In Allende, the Defendant, an Indian restaurant on Manhattan’s Upper West Side, argued that deduction of the fees in question was authorized by the Sixth Circuit’s decision in Myers v. The Copper Cellar Corp., 192 F.3d 546 (6th Cir. 1999) and New York authority adopting Myers, which permitted deduction from gratuities for the pro-rata share of processing fees charged by credit card companies. Rejecting this argument on summary judgment, Judge Nathan held that ratification of the deductions in Myers was “expressly premised on the understanding that the fees were incurred as the result of liquidating gratuities so that they could be paid to employees in cash”  And “[t]he liquidation of the restaurant patron’s paper debt to the table server required the predicate payment of a handling fee to the credit card issuer.” The nature of the fees at issue in the instant case – including a “Processing Fee,” “Commissions” and “Advertisement Fees” – the Court held, “undermine[d] Defendants’ argument that the Myers rationale should apply, because the agreements with the food delivery sites “suggest that [Defendant] deducted from gratuities costs beyond those incurred as the result of converting credit card gratuities to cash.” Thus, summary judgment for Defendant was not appropriate, and a finding at trial that the fees exceeded those costs would result in a violation. The Court indicated that a portion of the fee related to processing costs may be a permissible deduction.

The Court however issued pro-employer ruling related to individual liability and uniform issues.  In finding an employee was not individually liable for any monies owed, the Court specifically noted that in the absence of authority to hire, fire, set schedules, set rates of pay or maintain employment records, there is “no authority for the proposition that assignment of daily tasks, when unrelated to hours worked or wages received, is relevant.” As to the uniform issue, the Court held that the required black shirt, black pants and cap were ordinary street clothing and not a uniform under federal or state law.  The Court pointed to the lack of any requirement that the clothing be of a certain style or cut.
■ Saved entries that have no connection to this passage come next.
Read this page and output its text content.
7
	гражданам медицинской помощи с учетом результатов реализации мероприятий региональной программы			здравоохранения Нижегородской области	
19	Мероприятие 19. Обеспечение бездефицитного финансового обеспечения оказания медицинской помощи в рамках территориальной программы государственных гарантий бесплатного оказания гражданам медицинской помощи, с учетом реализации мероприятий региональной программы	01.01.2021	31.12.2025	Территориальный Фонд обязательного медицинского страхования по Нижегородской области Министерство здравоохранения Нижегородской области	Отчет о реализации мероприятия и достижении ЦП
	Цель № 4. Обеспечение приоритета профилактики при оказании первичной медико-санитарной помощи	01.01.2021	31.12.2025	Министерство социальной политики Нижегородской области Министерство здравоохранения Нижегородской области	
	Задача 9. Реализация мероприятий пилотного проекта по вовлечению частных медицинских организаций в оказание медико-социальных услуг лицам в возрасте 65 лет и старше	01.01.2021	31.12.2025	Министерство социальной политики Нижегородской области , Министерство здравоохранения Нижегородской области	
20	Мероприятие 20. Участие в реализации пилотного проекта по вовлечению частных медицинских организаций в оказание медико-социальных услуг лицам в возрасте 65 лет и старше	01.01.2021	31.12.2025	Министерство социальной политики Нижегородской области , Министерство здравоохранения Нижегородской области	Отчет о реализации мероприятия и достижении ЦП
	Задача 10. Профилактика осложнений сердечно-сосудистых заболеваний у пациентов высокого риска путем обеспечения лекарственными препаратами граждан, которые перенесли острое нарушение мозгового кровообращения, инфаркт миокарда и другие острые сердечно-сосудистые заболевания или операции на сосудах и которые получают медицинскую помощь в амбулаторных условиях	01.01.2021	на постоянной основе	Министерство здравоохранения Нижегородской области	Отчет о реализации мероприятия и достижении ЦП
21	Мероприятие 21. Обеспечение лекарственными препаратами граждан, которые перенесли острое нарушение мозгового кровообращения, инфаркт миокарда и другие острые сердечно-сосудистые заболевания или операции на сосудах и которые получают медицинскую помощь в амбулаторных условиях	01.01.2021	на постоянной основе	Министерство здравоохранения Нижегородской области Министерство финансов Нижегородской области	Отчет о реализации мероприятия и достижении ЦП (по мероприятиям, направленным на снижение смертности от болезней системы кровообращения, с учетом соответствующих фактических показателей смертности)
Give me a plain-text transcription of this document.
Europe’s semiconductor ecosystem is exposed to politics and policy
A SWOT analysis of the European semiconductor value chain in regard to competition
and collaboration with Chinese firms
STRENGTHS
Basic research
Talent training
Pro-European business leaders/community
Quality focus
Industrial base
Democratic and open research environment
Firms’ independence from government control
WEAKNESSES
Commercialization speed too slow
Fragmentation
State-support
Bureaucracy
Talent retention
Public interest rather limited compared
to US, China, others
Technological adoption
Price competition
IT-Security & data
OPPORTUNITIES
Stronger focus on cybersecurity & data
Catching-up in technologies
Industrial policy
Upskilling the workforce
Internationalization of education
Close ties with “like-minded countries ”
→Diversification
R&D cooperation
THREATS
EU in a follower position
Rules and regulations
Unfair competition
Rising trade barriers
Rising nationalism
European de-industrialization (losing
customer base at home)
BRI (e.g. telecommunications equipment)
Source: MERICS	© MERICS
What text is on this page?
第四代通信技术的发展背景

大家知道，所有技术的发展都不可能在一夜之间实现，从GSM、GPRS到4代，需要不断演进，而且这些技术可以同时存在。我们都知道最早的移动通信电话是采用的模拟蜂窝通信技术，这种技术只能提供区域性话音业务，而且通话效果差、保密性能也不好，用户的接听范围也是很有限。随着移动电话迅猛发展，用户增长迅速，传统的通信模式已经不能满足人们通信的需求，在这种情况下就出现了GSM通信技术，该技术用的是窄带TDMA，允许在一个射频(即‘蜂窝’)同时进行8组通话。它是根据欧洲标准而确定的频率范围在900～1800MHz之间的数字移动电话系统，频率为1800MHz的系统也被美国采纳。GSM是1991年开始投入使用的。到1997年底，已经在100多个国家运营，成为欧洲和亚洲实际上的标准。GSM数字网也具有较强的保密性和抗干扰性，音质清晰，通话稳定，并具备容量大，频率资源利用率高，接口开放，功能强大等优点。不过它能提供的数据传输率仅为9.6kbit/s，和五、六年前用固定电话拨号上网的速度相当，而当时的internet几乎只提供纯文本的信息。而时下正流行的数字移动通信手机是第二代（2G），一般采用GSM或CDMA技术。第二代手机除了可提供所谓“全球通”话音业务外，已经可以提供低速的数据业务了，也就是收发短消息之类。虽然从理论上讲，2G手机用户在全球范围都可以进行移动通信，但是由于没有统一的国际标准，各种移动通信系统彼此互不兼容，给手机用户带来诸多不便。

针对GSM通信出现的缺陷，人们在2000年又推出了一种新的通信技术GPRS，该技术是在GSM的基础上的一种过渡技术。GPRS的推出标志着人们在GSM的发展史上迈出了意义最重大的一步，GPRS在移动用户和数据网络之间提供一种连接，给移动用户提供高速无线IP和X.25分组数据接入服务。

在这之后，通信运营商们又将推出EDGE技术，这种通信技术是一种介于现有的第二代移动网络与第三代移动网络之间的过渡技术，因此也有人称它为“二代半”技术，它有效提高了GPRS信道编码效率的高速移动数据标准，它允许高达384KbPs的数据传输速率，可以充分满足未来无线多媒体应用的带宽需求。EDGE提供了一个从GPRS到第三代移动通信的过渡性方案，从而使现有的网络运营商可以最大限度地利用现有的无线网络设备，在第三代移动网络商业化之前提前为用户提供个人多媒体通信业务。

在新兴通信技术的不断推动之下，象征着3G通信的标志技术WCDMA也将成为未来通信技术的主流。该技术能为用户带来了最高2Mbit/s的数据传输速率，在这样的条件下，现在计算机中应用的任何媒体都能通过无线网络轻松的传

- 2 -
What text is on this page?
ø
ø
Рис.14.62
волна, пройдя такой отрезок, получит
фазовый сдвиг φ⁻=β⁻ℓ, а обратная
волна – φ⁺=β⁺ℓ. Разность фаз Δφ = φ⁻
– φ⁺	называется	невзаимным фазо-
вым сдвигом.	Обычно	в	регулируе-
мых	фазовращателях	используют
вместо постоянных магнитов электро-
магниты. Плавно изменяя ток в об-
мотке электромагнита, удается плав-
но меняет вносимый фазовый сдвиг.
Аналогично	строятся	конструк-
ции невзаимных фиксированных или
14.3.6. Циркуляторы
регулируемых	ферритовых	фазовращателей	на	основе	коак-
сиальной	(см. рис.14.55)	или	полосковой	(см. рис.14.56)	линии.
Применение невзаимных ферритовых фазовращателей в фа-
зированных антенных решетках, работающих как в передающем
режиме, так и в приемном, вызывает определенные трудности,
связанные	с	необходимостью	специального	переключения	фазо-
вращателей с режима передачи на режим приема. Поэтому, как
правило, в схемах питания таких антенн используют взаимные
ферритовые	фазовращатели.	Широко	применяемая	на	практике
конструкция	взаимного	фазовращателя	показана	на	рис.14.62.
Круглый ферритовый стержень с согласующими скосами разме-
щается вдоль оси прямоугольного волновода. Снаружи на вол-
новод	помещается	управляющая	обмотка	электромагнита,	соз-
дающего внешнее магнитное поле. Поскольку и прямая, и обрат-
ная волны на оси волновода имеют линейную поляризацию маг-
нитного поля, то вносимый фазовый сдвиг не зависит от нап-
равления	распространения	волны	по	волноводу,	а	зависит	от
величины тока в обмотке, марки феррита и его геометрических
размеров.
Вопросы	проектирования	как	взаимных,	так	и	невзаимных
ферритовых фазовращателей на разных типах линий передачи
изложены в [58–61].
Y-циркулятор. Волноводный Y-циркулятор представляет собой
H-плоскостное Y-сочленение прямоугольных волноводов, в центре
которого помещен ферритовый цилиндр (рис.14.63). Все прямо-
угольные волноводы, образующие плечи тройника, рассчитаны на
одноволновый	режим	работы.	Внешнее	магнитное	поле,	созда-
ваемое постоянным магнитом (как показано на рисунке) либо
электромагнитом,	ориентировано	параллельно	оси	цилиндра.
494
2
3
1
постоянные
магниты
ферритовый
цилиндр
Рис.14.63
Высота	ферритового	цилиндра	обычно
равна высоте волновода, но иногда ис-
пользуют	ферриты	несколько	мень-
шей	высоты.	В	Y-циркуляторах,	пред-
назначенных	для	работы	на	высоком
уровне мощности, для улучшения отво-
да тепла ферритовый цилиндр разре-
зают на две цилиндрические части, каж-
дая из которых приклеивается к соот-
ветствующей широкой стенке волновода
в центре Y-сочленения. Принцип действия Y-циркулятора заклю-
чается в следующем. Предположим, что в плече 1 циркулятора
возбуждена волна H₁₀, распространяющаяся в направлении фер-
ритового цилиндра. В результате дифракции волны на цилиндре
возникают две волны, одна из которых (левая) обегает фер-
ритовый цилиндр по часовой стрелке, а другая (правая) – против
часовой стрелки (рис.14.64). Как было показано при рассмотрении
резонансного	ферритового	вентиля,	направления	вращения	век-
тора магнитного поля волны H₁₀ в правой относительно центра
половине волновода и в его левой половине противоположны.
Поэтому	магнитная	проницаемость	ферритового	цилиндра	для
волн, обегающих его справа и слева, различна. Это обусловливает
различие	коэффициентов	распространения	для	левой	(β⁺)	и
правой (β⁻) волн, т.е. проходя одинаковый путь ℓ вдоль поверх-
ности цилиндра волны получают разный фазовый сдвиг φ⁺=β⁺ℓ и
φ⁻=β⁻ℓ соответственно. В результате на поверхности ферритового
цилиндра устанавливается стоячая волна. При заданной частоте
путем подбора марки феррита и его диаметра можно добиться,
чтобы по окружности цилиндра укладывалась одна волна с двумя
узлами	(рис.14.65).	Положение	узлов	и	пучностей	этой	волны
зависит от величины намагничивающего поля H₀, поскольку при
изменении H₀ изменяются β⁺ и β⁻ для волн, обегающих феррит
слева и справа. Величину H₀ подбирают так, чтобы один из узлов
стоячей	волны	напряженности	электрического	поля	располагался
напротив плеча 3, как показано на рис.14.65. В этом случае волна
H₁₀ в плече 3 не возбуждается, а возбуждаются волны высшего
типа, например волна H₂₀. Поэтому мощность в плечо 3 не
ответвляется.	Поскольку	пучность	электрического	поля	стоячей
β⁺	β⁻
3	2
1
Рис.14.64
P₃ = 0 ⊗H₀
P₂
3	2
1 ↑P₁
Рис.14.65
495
While the employer in Allende doubtless believed that the fees in question were expenses necessary to the generation of the tips the employees received (and thus permissible as akin to credit card fees), and a viable argument remains that such deductions should be permitted, employers should closely analyze their practices in regard to such deductions in response to this new decision. Wage and hour law is constantly evolving and employers should regularly audit their practices.